Rob Gould reports on what appears to have been interesting panel discussion on the future of statistics hosted by the UCLA Statistics Department. The panelists were Songchun Zhu (UCLA Statistics), Susan Paddock (RAND Corp.), and Jan de Leeuw (UCLA Statistics).

He describes Jan’s thoughts on the future of inference in the field of statistics:

Jan said that inference as an activity belongs in the substantive field that raised the problem.  Statisticians should not do inference.  Statisticians might, he said, design tools to help specialists have an easier time doing inference. But the inferential act itself requires intimate substantive knowledge, and so the statistician can assist, but not do.

I found this comment to be thought provoking. First of all, it sounds exactly like something Jan would say, which makes me smile. In principle, I agree with the premise. In order to make a reasonable (or intelligible) inference you have to have some knowledge of the substantive field. I don’t think that’s too controversial. However, I think it’s incredibly short-sighted to conclude therefore that statisticians should not be engaged in inference. To me, it seems more logical that statisticians should go learn some science. After all, we keep telling the scientists to learn some statistics.

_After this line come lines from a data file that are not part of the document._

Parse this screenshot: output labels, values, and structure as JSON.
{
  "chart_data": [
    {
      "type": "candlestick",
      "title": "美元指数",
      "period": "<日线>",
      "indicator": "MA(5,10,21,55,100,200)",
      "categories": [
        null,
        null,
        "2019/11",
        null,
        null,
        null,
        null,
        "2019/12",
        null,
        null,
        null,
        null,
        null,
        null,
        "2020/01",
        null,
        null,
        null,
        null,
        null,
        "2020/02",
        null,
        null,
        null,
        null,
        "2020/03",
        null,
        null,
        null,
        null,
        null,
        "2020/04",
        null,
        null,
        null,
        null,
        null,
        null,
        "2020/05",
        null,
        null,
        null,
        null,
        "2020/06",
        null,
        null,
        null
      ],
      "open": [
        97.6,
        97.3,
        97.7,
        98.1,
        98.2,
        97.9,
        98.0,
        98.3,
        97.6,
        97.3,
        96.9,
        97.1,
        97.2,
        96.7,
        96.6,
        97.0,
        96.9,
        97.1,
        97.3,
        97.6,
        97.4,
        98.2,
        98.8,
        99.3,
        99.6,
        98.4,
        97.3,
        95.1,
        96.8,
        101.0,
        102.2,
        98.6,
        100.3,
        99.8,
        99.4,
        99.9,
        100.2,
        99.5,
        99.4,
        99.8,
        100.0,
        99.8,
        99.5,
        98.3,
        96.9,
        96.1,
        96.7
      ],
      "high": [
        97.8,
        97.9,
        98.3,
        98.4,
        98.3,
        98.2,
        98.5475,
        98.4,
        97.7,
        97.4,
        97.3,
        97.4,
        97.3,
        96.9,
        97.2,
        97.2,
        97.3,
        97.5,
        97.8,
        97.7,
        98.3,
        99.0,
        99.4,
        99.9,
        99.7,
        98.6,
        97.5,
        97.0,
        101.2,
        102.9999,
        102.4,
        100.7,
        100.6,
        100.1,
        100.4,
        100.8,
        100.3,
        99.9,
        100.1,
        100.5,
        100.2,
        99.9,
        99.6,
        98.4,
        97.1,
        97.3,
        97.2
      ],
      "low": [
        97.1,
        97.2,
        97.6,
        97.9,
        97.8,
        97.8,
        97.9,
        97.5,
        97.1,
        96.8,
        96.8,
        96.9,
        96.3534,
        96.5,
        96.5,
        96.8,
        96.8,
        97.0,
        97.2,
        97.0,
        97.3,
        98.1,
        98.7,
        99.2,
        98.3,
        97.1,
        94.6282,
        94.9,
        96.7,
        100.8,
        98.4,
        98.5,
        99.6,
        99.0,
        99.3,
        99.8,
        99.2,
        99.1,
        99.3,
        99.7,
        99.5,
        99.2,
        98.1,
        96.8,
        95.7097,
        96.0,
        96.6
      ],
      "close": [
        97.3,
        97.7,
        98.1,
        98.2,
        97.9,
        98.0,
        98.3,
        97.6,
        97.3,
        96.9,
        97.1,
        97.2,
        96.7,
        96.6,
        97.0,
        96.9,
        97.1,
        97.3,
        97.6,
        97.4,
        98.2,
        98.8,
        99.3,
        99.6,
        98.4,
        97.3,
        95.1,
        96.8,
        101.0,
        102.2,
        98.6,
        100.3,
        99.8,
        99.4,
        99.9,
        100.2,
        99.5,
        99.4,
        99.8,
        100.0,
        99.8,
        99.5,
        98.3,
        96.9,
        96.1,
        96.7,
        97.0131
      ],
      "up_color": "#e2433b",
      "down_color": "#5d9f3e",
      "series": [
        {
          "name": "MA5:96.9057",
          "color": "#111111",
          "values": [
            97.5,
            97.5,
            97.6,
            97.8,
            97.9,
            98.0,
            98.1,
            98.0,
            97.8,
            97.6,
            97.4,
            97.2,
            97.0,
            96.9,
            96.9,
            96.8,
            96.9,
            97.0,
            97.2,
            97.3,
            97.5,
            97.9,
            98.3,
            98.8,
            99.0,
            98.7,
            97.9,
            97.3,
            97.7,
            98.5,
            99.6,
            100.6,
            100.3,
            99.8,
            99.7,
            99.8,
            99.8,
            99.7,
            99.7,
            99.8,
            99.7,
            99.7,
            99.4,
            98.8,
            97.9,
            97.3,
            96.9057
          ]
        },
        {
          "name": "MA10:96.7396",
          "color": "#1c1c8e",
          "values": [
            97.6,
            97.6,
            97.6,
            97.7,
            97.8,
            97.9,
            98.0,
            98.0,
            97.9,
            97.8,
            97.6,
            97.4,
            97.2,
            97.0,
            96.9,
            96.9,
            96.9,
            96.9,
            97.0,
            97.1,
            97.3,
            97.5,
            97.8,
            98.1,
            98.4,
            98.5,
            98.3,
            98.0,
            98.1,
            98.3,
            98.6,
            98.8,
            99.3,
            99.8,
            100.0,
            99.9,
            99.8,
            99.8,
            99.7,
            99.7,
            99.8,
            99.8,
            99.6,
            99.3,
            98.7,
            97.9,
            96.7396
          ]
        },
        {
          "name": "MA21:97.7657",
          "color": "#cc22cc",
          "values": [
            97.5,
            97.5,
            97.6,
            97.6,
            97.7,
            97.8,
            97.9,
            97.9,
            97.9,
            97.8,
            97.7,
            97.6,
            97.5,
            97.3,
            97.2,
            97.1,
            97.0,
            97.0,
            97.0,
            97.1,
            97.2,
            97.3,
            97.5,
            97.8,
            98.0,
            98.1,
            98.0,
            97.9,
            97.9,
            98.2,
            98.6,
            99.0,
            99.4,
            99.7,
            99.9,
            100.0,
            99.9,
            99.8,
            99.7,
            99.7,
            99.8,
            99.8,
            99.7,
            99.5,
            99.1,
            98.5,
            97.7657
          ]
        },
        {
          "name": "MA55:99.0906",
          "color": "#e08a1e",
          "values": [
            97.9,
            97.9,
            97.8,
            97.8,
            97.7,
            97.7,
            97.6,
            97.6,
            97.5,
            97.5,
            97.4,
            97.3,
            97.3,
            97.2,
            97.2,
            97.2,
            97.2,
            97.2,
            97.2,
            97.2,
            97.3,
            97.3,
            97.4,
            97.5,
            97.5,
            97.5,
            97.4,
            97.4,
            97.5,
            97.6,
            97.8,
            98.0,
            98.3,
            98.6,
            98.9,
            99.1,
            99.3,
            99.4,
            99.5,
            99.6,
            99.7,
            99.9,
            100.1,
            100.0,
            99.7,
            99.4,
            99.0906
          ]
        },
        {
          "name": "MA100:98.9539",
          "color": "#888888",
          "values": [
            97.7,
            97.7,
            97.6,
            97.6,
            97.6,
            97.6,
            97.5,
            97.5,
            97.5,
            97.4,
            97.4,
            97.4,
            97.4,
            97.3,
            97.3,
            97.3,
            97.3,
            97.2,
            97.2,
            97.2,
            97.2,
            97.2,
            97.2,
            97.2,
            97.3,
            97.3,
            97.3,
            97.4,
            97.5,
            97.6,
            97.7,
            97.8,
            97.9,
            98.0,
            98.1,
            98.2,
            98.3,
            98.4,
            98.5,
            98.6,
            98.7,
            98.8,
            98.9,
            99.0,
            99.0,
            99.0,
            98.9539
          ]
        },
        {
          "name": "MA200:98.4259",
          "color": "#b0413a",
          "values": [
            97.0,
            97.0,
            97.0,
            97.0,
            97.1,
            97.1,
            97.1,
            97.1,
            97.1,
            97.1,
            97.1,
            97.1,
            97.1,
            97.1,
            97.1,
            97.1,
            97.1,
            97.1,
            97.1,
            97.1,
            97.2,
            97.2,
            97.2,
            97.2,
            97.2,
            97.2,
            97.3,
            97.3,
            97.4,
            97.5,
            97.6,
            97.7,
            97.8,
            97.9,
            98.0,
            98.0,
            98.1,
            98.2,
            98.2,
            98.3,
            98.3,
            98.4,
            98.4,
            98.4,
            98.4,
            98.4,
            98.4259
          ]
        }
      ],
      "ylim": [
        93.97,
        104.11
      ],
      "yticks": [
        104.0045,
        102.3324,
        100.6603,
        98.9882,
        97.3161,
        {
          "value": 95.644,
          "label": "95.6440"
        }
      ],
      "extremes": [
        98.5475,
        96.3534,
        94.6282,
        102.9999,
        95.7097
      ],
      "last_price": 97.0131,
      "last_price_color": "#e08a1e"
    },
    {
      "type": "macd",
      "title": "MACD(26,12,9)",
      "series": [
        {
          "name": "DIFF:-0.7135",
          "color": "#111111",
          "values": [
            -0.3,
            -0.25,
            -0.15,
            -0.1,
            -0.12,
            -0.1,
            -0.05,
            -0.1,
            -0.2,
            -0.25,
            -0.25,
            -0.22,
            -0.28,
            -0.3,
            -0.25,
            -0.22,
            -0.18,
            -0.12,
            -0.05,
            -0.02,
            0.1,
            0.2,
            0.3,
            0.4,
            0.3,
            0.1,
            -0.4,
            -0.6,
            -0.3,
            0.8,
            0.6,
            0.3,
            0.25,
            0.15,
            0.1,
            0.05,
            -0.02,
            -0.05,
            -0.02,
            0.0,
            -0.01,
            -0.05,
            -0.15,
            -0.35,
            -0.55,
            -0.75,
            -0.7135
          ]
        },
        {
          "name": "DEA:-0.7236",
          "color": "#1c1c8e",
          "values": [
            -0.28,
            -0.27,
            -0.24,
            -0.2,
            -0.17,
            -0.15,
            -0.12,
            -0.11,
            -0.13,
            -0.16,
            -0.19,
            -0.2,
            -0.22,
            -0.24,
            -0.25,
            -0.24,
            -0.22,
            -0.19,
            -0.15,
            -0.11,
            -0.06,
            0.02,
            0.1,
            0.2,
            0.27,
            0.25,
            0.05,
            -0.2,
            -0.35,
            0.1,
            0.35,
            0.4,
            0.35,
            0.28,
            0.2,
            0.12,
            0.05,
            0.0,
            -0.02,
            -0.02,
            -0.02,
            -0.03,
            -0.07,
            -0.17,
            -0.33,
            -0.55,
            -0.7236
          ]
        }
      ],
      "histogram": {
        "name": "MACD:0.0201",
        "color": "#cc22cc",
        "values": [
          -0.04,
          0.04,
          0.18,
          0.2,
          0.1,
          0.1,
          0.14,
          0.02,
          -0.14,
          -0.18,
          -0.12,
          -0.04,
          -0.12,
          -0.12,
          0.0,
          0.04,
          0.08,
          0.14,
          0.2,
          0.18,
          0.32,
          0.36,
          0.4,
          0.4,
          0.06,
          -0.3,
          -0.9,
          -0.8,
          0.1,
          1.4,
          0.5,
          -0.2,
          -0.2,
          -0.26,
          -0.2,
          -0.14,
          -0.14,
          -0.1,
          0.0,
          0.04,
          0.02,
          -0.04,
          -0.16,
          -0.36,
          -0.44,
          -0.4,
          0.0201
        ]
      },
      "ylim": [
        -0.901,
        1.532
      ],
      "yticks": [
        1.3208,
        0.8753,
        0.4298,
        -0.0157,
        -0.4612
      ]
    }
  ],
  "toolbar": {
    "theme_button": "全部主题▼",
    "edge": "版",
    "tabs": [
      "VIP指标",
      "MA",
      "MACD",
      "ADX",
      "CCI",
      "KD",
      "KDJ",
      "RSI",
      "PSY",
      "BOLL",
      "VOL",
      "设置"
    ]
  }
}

In my experience, it’s not so easy to draw a clean line between the person analyzing the data and the person drawing the inferences. It’s generally not possible to say to someone, “Hey, I just analyze the data, I don’t care about your science.” For starters, that tends to make for bad collaborations. But more importantly, that kind of attitude assumes that you can effectively analyze the data without any substantive knowledge. That you can just “crunch the numbers” and produce a useful product.

Ultimately, I can see how statisticians would want to stay away from the inference business. That part is hard, it’s controversial, it involves messy details about sampling, and opens one up to criticism. And statisticians love to criticize other people. Why would anyone want to get mixed up with that? This is why machine learning is so attractive–it’s all about prediction and in-sample learning.

However, I think I agree with Daniela Witten, who at our recent Unconference, said that the future of statistics is inference. That’s where statisticians are going to earn their money.